According to a Dec. 4, 2013, New York Times online story, a state safety commission recommended fines against the Arizona State Forestry Division saying the agency wrongly put the protection of structures and pastureland ahead of the safety of the firefighters, including those who died in the blaze.

Eric Bryson, the county’s chief administrative officer, was critical of Tuesday’s news story.

“People who are being currently protected by rural fire departments can have every assurance that their protection isn’t minimized by this new resolution and essentially tactics aren’t going to change,” Bryson said. “The resolution specifically says that homes in the wildland-urban interface will not dictate fire-suppression tactics, strategies or the location of firelines. They never have.”

“I think (the news) article puts a different spin on what the Lewis and Clark county Commission did adopt in the resolution,” he continued.

The resolution gives direction to local firefighters to do best management practices in suppressing a wildfire, particularly to protect their own lives first, Bryson said.

“And it doesn’t change significantly how they’ve been operating in the past,” he said.

Firefighters will still protect structures and if they feel they can save a home, they’ll put resources toward that effort, Bryson said.

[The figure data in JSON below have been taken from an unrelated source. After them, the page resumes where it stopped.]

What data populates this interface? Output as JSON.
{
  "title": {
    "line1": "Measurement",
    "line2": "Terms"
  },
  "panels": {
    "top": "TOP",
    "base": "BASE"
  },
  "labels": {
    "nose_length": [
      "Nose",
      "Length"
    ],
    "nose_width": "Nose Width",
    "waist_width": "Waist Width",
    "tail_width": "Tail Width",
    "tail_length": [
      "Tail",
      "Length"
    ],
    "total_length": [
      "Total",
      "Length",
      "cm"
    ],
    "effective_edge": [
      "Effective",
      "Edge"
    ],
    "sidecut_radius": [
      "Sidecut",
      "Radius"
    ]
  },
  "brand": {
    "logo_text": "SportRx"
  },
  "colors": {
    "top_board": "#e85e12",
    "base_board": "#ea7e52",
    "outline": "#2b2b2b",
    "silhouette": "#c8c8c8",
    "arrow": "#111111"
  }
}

“The important part to remember, which was left out of that (news) article, is that those rural fire guys live in those areas that they provide protection. So they’re not going to take a stand-back approach to any structure fire. They’re going to do what they’ve always done,” he said. “But we’re trying to get an acknowledgement out there that we value the lives of the firemen and in certain cases there are going to be times that structures are going to burn; not because they’re not doing their job but because they’re trying to prioritize the way that they are attacking the fires.”

While firefighters will continue to try to protect property, said Helena Fire Chief Sean Logan, “Oftentimes firefighter deaths come over trying to save property.”

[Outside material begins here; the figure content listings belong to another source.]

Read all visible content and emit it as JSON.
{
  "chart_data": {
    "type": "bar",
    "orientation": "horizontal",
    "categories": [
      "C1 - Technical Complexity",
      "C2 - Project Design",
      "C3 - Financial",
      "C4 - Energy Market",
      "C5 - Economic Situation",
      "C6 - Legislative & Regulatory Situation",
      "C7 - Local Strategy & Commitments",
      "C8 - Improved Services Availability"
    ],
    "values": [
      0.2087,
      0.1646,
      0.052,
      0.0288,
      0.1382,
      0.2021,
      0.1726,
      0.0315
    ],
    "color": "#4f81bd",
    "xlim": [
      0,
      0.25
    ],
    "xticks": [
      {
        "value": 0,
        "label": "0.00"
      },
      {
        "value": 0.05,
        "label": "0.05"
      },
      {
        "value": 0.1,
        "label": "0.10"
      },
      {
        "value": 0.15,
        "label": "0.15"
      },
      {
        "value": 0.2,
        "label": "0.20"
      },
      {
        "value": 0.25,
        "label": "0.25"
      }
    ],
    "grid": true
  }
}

“If there’s someone’s life we can intervene and save, we will take a lot of risk to do that,” Logan said.“If it’s strictly a structure (fire), we’re going to take far less risk. We’re going to manage that risk intelligently.

“All this resolution is really saying is we’re going to approach fire so we can go home at night,” Logan added.

“Sonny” Stiger, a Helena resident and nationally recognized fire behavior analyst, and Pat McKelvey, the county’s prevention and mitigation official, as well as Logan, all say the resolution is not just in reaction to the deaths of the Arizona firefighters but about all firefighters who have died and managing firefighting risk.

Those in fire departments have not been good at asking themselves why risk lives for property, Logan said.

The resolution, he said, “This is pretty much a principle, a stand.”

Stiger will be providing the basic fire behavior training to rural fire departments and plans to begin with those in the Wolf Creek, Craig and Dearborn areas in mid-January.

He also praised the training rural fire departments receive from the state Department of Natural Resources and Conservation and said, “They do a tremendous job of training.”

McKelvey said he would like to see all counties in Montana adopt the resolution.

“We’re going to try and move this statewide,” he said and on Tuesday the same resolution was adopted by the Jefferson County commission.

Once other counties understand the resolution is about firefighter safety and risk management and not about losing structures, McKelvey continued, those officials understand its purpose.

This was also an opportunity for McKelvey to note that his office has money available to assist property owners with the cost of removing brush and make homes safer from an approaching wildfire.

Mitigation helps protect a home, but it also goes a long way toward protecting firefighters, too, he said.

“The homeowners need to be a part of this,” McKelvey added.

The discussions that have resulted from the news story, McKelvey said, have created “a heightening of situational awareness.”

Logan agreed with the benefit of having people talking about wildfire and the protection of homes and structures.

“Awareness, I think, is a key part of heading to solutions to problems,” he said.